Wydawnictwo Literackie, Anna Akbike Sulimowicz, Orhan Pamuk
Orhan Pamuk, "Muzeum niewinności"
“Muzeum niewinności” to lektura, która zrobiła na mnie naprawdę spore wrażenie, co zapewne mogliście zauważyć na Kurzojadach w ostatnich dniach. Orhan Pamuk opisuje historię miłości między Kemalem, pochodzącym ze stambulskiej socjety biznesmenem a Füsun, daleką, ubogą krewną, która pracuje jako ekspedientka w butiku z niekoniecznie oryginalnymi strojami. Miłość naszych bohaterów nie może się w pełni zrealizować, gdyż Kemal jest zaręczony z kobietą ze swojej sfery, a romans z Füsun to namiętne szaleństwo, które początkowo w ogóle nie miało przerodzić się w coś poważniejszego. Przeradza się w proustowską w duchu epopeję o szaleństwach miłości, napisaną z niezwykłym rozmachem, będącą zarówno romansem jak i wykładem historycznym o mieszkańcach Stambułu połowy lat 70., a także wielkim esejem na temat literatury czy natury kolekcjonowania.
Można długo pisać o tej powieści dlatego przekornie mam ochotę napisać mało. Najciekawsze były dla mnie w “Muzeum Niewinności” wątki obyczajowe, w których Pamuk przeciwstawia się patriarchalnemu społeczeństwu i panującej w nim kulturze gwałtu, w której - nawet w wersji zeświecczonej - kobieta jest towarem, którego wartość określa jej dziewictwo i stan cywilny. I tak porzucona przez Kemala Sibel, która żyła z nim przed ślubem i mieszkała pod jednym dachem, co było już nawet w kręgach “nowoczesnych” odbierane jako bardzo postępowe, ma problemy z pozycją w społeczeństwie i potrzebuje dość szybko znaleźć nowego partnera. Füsun ma jeszcze gorzej - kilkadziesiąt dni namiętnego romansu, utracona niewinność i potrzeba znalezienia jakiegokolwiek męża zmieniają tą delikatną istotę w wyrachowaną kobietę. Mężczyźni decydują o losie kobiet często nie zdając sobie z tego sprawy i przeciwko temu w dużej mierze napisana została ta książka. Pisze Pamuk, że w kraju, w którym kobieta i mężczyzna nie mogą się normalnie spotkać i zachowywać wobec siebie bez konwenansów, nie jest możliwa miłość. Coś w tym jest.
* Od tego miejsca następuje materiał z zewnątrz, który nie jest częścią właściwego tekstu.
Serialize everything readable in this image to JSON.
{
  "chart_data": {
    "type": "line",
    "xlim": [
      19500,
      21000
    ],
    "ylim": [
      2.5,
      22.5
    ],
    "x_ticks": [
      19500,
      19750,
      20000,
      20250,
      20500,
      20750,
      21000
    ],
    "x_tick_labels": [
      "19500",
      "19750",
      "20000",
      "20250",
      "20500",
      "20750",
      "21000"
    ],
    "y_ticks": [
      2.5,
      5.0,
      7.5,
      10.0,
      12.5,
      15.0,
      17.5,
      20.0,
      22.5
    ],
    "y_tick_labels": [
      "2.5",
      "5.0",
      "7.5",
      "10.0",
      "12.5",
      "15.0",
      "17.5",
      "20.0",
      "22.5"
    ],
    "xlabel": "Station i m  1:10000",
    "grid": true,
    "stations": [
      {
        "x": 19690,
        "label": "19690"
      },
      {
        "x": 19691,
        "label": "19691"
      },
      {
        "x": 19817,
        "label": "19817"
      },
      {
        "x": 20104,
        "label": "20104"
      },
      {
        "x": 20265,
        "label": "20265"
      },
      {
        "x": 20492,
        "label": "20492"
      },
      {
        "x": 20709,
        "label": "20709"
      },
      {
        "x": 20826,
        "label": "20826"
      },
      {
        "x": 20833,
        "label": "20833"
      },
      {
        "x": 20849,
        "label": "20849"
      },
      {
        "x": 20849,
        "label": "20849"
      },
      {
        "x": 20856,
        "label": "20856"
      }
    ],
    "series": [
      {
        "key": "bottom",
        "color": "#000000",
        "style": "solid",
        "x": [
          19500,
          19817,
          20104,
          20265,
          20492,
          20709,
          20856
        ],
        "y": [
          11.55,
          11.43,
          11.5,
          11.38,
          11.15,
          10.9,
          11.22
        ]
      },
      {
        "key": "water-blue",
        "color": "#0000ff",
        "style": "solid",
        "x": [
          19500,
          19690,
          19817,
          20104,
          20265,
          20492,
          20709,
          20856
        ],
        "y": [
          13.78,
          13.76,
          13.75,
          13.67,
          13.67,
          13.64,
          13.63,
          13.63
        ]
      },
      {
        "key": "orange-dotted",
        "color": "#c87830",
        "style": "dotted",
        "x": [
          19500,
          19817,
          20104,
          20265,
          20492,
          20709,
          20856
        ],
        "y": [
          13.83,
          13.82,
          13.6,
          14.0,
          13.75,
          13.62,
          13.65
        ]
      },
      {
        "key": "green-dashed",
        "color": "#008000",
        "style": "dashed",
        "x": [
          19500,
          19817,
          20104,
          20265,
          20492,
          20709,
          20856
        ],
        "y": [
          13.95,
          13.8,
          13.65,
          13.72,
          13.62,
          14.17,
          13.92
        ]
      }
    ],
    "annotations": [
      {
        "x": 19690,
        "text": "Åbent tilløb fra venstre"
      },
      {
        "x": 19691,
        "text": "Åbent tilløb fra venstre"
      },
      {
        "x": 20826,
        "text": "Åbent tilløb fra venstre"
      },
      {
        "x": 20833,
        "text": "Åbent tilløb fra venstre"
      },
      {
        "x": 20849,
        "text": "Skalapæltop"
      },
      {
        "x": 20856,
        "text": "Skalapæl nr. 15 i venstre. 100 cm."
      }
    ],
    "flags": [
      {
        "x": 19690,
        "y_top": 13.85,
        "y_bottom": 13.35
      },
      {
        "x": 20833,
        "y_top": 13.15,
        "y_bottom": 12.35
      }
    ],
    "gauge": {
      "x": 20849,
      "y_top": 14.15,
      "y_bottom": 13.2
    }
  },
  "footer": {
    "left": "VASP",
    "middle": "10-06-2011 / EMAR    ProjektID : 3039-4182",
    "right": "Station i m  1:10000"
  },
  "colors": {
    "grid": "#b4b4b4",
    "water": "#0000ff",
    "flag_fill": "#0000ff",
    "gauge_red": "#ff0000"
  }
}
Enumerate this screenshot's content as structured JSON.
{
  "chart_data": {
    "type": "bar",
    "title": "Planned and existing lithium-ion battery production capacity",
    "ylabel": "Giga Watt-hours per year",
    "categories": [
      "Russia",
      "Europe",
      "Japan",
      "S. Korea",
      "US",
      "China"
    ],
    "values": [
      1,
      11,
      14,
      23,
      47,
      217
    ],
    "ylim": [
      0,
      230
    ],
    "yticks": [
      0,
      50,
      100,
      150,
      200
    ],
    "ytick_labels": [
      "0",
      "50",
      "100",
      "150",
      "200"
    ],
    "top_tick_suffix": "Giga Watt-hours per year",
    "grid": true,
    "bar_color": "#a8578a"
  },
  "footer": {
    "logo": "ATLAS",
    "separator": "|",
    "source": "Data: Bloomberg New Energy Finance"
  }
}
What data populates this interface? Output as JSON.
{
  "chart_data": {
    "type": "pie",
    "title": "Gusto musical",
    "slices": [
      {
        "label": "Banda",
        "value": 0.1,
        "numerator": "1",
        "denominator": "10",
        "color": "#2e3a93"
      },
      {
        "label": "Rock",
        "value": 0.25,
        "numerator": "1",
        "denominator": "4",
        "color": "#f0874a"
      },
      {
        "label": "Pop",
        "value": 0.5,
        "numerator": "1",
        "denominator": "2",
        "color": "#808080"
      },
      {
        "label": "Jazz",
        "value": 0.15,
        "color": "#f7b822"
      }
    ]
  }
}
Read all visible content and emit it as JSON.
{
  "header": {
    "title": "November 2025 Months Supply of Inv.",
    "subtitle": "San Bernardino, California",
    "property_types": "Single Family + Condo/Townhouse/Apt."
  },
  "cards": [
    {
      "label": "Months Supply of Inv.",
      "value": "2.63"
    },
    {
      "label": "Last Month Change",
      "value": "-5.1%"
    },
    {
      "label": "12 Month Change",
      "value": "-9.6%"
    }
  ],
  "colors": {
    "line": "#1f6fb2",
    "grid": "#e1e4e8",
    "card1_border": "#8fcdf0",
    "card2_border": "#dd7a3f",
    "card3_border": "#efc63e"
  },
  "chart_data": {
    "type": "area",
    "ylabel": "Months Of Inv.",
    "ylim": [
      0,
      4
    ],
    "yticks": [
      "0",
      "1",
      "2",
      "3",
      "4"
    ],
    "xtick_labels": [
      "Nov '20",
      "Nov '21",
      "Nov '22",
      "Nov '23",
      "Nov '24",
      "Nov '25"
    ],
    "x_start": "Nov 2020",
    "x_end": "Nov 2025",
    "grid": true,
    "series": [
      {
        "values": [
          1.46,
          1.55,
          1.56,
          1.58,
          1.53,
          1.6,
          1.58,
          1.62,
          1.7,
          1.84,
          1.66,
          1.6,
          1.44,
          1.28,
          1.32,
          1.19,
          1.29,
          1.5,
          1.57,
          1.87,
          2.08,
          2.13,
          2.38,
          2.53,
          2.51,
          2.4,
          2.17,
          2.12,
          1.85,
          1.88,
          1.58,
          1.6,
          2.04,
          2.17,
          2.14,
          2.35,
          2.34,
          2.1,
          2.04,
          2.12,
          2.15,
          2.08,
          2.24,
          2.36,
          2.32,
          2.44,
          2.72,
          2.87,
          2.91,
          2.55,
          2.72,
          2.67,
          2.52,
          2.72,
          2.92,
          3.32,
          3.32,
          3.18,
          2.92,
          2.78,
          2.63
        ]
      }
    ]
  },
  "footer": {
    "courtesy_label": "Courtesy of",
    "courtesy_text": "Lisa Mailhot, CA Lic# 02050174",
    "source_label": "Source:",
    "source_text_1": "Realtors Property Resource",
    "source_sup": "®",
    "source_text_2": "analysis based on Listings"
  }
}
Nie można pisać o “Muzeum niewinności” nie wspominając o tym, że cała książka jest zabawą z formą, otóż bowiem jest to beletryzowany przewodnik po muzeum stworzonym przez Kemala, w którym zbiera on artefakty z życia Füsun, jak choćby kolejne pety po jej papierosach, przybory toaletowe czy figurki piesków stawianych przez matkę Füsun na telewizorze. Przygotowanie katalogu zleca Kemal Orhanowi Pamukowi, pochodzącemu ze zubożałej ale ważnej stambulskiej rodziny. I tak powstaje “Muzeum niewinności”. Dodając do tego faktyczne muzeum, które autor zbudował w centrum Stambułu mamy do czynienia z fantastyczną grą, w którą dałem się wciągnąć. Ponad 700 stron, chwilami powolnej, ciągnącej się niespiesznie lektury, w której wielokrotnie autor ociera się o granicze kiczu, ale zawsze świadomy gry z konwencją, wraca tryumfalnie do snucia tej niezwykłej opowieści. Pozostaję pod wrażeniem.